What are you talking about?? Comparing your Moots to your Paramount and changing tire pressures to negate a frame's damping characteristics??

Geez, stay on topic and keep variables the same. Carbon fiber damps vibrations more than aluminum. And that is a factor that absolutely has to be considered when selecting a frame. It is not the only factor but to ignore it is silly.

francois


----------



## alienator

francois said:


> What are you talking about?? Comparing your Moots to your Paramount and changing tire pressures to negate a frame's damping characteristics??
> 
> Geez, stay on topic and keep variables the same. Carbon fiber damps vibrations more than aluminum. And that is a factor that absolutely has to be considered when selecting a frame. It is not the only factor but to ignore it is silly.
> 
> francois


No, you read wrong. I said you'd have to keep everything equal, with the frame being the only change. If you don't make a comparison in such a fashioin....where only one variable changes (in this case, the frame)....then you can't say exactly what is damping what. And it does no good to talk about how a given material behaves without some design context.

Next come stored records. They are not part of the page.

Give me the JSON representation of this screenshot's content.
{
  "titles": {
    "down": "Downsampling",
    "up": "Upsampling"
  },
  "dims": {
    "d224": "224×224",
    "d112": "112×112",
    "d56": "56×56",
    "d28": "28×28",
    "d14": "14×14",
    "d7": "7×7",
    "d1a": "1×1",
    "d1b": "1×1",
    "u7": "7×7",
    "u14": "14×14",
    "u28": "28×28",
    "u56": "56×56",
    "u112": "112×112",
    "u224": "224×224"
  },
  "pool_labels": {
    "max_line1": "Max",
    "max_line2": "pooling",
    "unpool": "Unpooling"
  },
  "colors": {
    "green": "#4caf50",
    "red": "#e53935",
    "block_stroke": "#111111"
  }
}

There's zero wrong w/ comparing my Moots to the Paramount. The only change between the two, so far, is the change in frames and a change in fork. The frame is sized differently, and it's geometry is different. Still, the difference is a little more than subtle....evolutionary, not revolutionary.

Again, I won't dispute what you feel after riding different bikes, but your views are subjective, not objective or empirical. CF is plenty variable in its constitution, and now that manufacturers have been working with Al in bikes for a while, the behavior of Al bikes is wide and varied. FWIW, there are more than a few CF bikes that ride like jackhammers......how can that be, given its sterling vibe damping characteristics?

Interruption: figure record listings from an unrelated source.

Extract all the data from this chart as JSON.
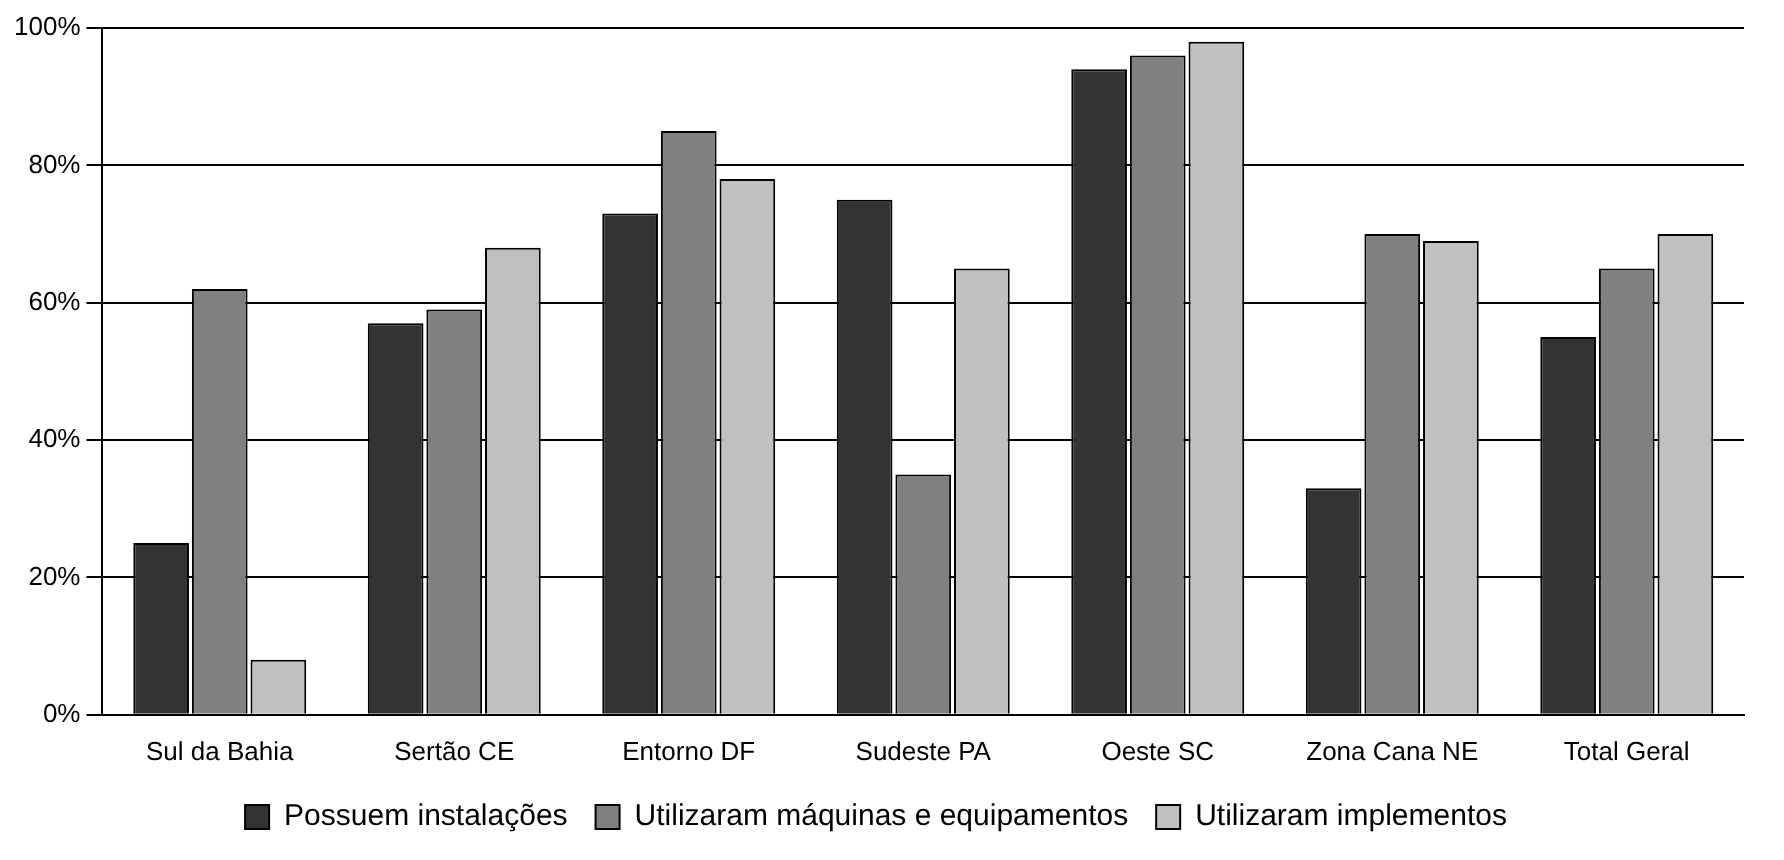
{
  "chart_data": {
    "type": "bar",
    "categories": [
      "Sul da Bahia",
      "Sertão CE",
      "Entorno DF",
      "Sudeste PA",
      "Oeste SC",
      "Zona Cana NE",
      "Total Geral"
    ],
    "series": [
      {
        "name": "Possuem instalações",
        "color": "#333333",
        "values": [
          25,
          57,
          73,
          75,
          94,
          33,
          55
        ]
      },
      {
        "name": "Utilizaram máquinas e equipamentos",
        "color": "#808080",
        "values": [
          62,
          59,
          85,
          35,
          96,
          70,
          65
        ]
      },
      {
        "name": "Utilizaram implementos",
        "color": "#c0c0c0",
        "values": [
          8,
          68,
          78,
          65,
          98,
          69,
          70
        ]
      }
    ],
    "ylim": [
      0,
      100
    ],
    "yticks": [
      {
        "value": 0,
        "label": "0%"
      },
      {
        "value": 20,
        "label": "20%"
      },
      {
        "value": 40,
        "label": "40%"
      },
      {
        "value": 60,
        "label": "60%"
      },
      {
        "value": 80,
        "label": "80%"
      },
      {
        "value": 100,
        "label": "100%"
      }
    ],
    "grid": "y",
    "legend": "bottom"
  }
}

We'll just have to disagree, on this, I guess, but coming from and engineering and physics background, it's my inclination to attribute a bike's ride to its design, not some material characteristic alone.


----------



## Francis Cebedo

I disagree. No, just kidding.

It's all good. I get to babysit a friend's brand new Compact SL while he's off for a month in China.


----------



## alienator

francois said:


> I disagree. No, just kidding.
> 
> It's all good. I get to babysit a friend's brand new Compact SL while he's off for a month in China.


How do I get a job as a bike babysitter? I wouldn't mind babysitting someone's Parlee.....Crumpton......


----------



## idris icabod

*Alienator-Picture please!*

Alienator,
I have been reading about your soon to be arriving Moots for literally months now. I am not sure if you have posted a picture yet, if so can you direct me to it. I feel after all this time that I am owed at least a look at it and if I didn't have one already, I would insist on a weekends visitation.
idris


----------



## alienator

idris icabod said:


> Alienator,
> I have been reading about your soon to be arriving Moots for literally months now. I am not sure if you have posted a picture yet, if so can you direct me to it. I feel after all this time that I am owed at least a look at it and if I didn't have one already, I would insist on a weekends visitation.
> idris



Right here: http://forums.roadbikereview.com/showthread.php?t=43931 , in the workstand without cables, bartape, chain.....Don't mind the spacers in the pic: I wanted some leeway for finding my best position before I cut the steerer.

I need to take some pics of it now that it's on the road....but pics always get put off to another day. I've put a touch over 200 miles on it, and I'm totally happy with it. I'll do a review in another 500 or so miles, but so far this is what I think:

1. I can't say for sure what works differently for me on the Moots frame than on me ol' Paramount, but the end result is a ride that is just better. A big part of it is the better fit. And the Moots seems to knock the amplitude of the vibes down better. The Paramount OS was a bit of a rough ride at times.

2. Response from the bike when I make the pedals go 'round seems more immediate, but that could just be a mental thing. It seems more noticeable on steep grades (Snyder Rd, west of the Snyder/Kolb intersection).

3. The Ouzo Pro Lite fork: I don't even notice it, so I think that means it's working perfectly. I have noticed that it doesn't visibly flex like my Easton EC90SL did over ripples. Plus, I just like the look of the Reynolds--not alot of decals, no decorative weave, a lot of black, and beauteous classic curve--over the Easton--straight legs, a few more, bigger decals.

4. I can feel my chakras shining more brightly because of the pink CK headset.

5. One of the very first things I had to do was remove the decals from the Moots layback post.

In the near future, the bike's gonna get a new set of hoops (DT rims, 240s hubs, and of course, DT spokes....from Gravy Wheels) and a new crank/bb......I'm having unnatural feelings in my nether regions for the Zero Gravity crankset........

Will you be doin' El Tour? I'll be there.


----------



## idris icabod

Very nice, but I will be needing a shot of the complete bike.

No El tour for me, I did it last year and there were a few hairy moments. I would hate to read of your Moots getting banged up. I did the CX race at Reid park yesterday. Lots of fun.


----------